January 19, 2018
Saturday, March 8, 2014

A long Vatican honeymoon

By Marcelo J. García

Herald Staff

How costly can honeymoon at the Vatican be? Pope Francis, Buenos Aires’ Jorge Bergoglio, is turning one in his job this week and enjoys popularity ratings and media praise world leaders with smaller followings and bigger territories to oversee would surely envy.

The Vatican is not any given Nation-State. The pope has more symbolic than concrete statesman’s responsibilities and most of his governing is done through words rather than law. And still, the surprise hope he triggered when he emerged as Benedict’s successor and the wave of adoration that followed can at one point play against this man who now says he abhors the personality cult brewing around him.

A personality cult he helped to forge.

The pope is broadly credited for having improved the Vatican’s reach to the masses, both Catholics and non-Catholics. Any Church leader has over 2000 years of faith marketing to build from. Starting from his talking points from the central balcony of Saint Peter’s Basilica on the day of his ascension, the pope has largely portrayed a narrative of the outsider who wishes to take the Church away from palace intrigues so characteristic of the Roman Curia: “I come from the end of the world”, “I am the bishop of Rome” and “Pray for me”. His every story strand picked up from there through his first year, including a much debated “who am I to judge” line on a gay priest.

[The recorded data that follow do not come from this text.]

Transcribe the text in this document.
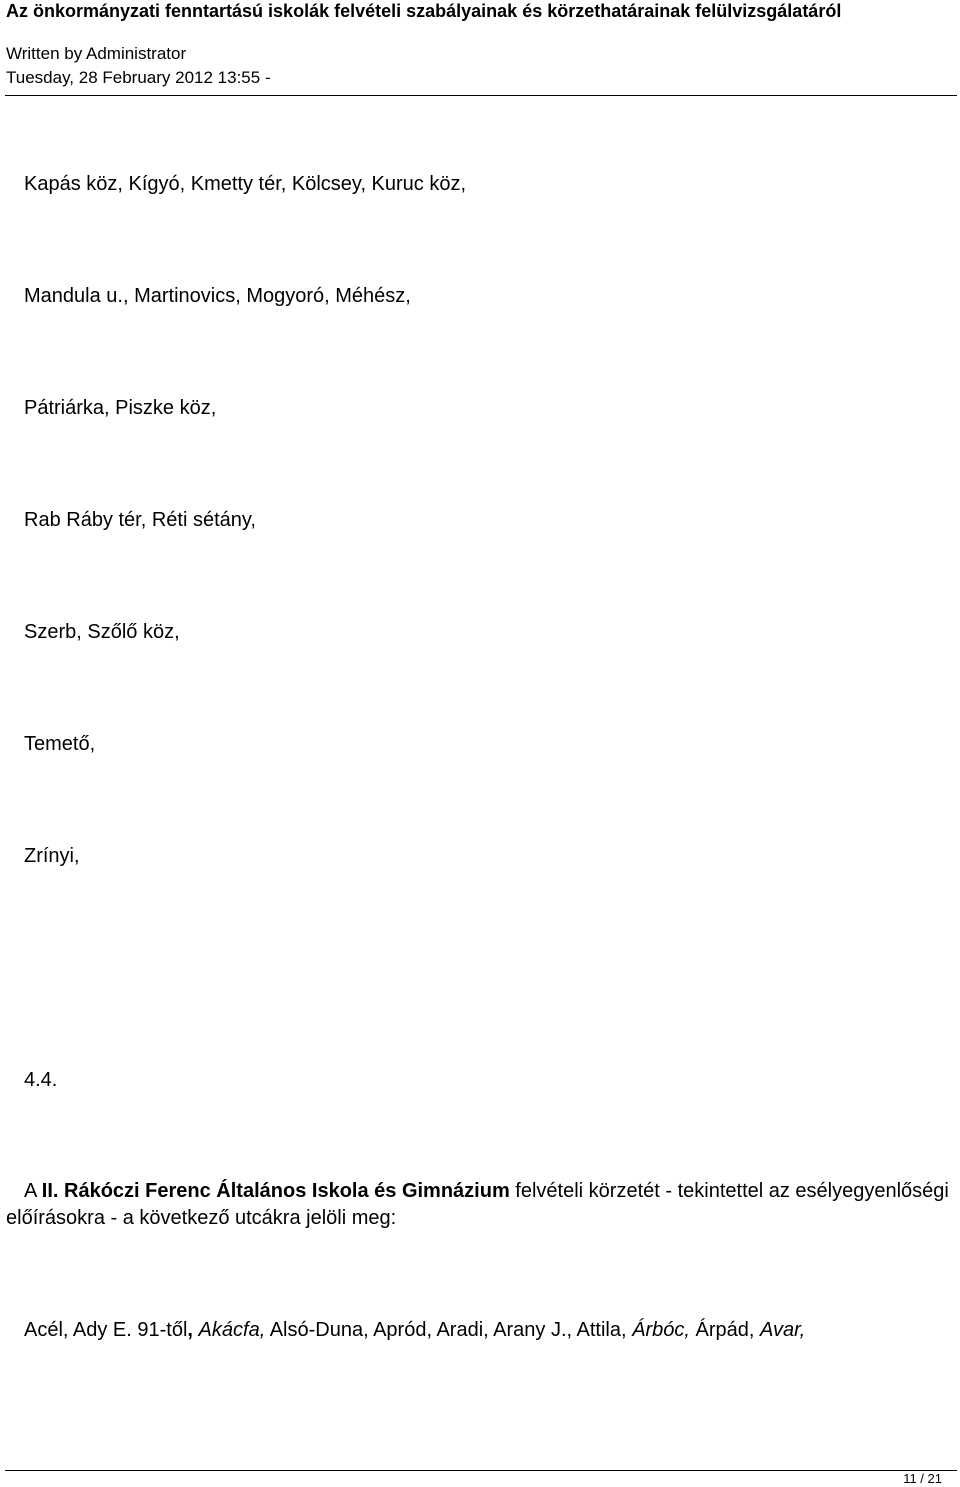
Az önkormányzati fenntartású iskolák felvételi szabályainak és körzethatárainak felülvizsgálatáról
Written by Administrator
Tuesday, 28 February 2012 13:55 -
Kapás köz, Kígyó, Kmetty tér, Kölcsey, Kuruc köz,
Mandula u., Martinovics, Mogyoró, Méhész,
Pátriárka, Piszke köz,
Rab Ráby tér, Réti sétány,
Szerb, Szőlő köz,
Temető,
Zrínyi,
4.4.
A II. Rákóczi Ferenc Általános Iskola és Gimnázium felvételi körzetét - tekintettel az esélyegyenlőségi előírásokra - a következő utcákra jelöli meg:
Acél, Ady E. 91-től, Akácfa, Alsó-Duna, Apród, Aradi, Arany J., Attila, Árbóc, Árpád, Avar,
11 / 21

Now the pope seems willing to tone down the frenzy surrounding him, which included some iconic moments such as being named the person of the year by Time magazine and being featured on the covers of liberal flagships of the Western world like Rolling Stone magazine and the New Yorker. “I don’t like the ideological interpretations, a certain ‘mythology of Pope Francis’,” he said in an interview published this week by Corriere della Sera. “Sigmund Freud said that in every idealization there is an aggression. Depicting the pope as a sort of superman, a type of star, seems offensive to me. The pope is a man who laughs, cries, sleeps calmly and has friends like everyone ­— a normal person.”

He is no normal person and he knows it. In any case, he uses the normal person approach to his papacy as the perfect tactic to garner the outside support he needs to carry out reforms inside a Church he needs to keep afloat. And yet, the question that remains unanswered is how much he wishes to push for a change agenda that his new Superpope image would demand from him.

With the latest news being that Francis is on a list for potential winners of the Nobel Peace Prize this year, the resemblances between his first year in the Catholic throne and the ‘Yes, We Can‘ stage of Barack Obama’s presidency are increasingly noticeable. Pope Francis 2014 is Barack Obama 2009. The acid test for a leadership built overnight through political gesturing, speeches and projected proximity with the constituency is to deliver results, something that Obama mostly failed to do during his first six years in office — both at home and abroad. Overshooting expectations could be the pope’s Achilles’ heels too.

The pope is likely to have realized that, after collecting support, he now needs to either produce concrete change or lower the expectations about the change the Catholics “can believe in.” As any leader exposed to Argentina’s Peronism during most of his public life, the ultimate question for the pope is what he plans to do with the power and reputation he has accumulated so far.

A Pew poll conducted in the US ( ) shows an impressive level of support for Francis but it also indicates that the people would like to see the hope turned into change, if not immediately at least through time, even in thorny issues like same-sex marriage, priests getting married and women becoming priests. The number of Catholics viewing the pope as a change for the better is as high as 71 percent, rivalling John Paul II’s popularity at the peak of the Polish pontiff’s struggle to bring down Communism.

“He is the poor man’s pope,” says Magel, a 67-year-old school

nurse cited in the survey ( ). “He does his own thing. He’s a more normal, down-to-Earth person, and he seems connected with the people. We talk about Pope Francis just about every time we have dinner.” Magel adds she and her husband marvel at the daily news coming from the Vatican, such as the pope’s decision to renew his Argentine passport in February, just as any ordinary citizen would have done.

The pope emerged in a world in desperate need for global leaders. The Western mainstream media adopted him as its own darling. Ruling by gestures is effective to win love at first sight especially in a highly symbolical institution like the Church. But there comes a time when the street credibility approach might boomerang. During last Sunday’s Angelus message, a slip of his Italian got him to say the swear word cazzo instead of caso (case). Translations aside, that is a word that could have made Magel and her family choke over her dinner meal.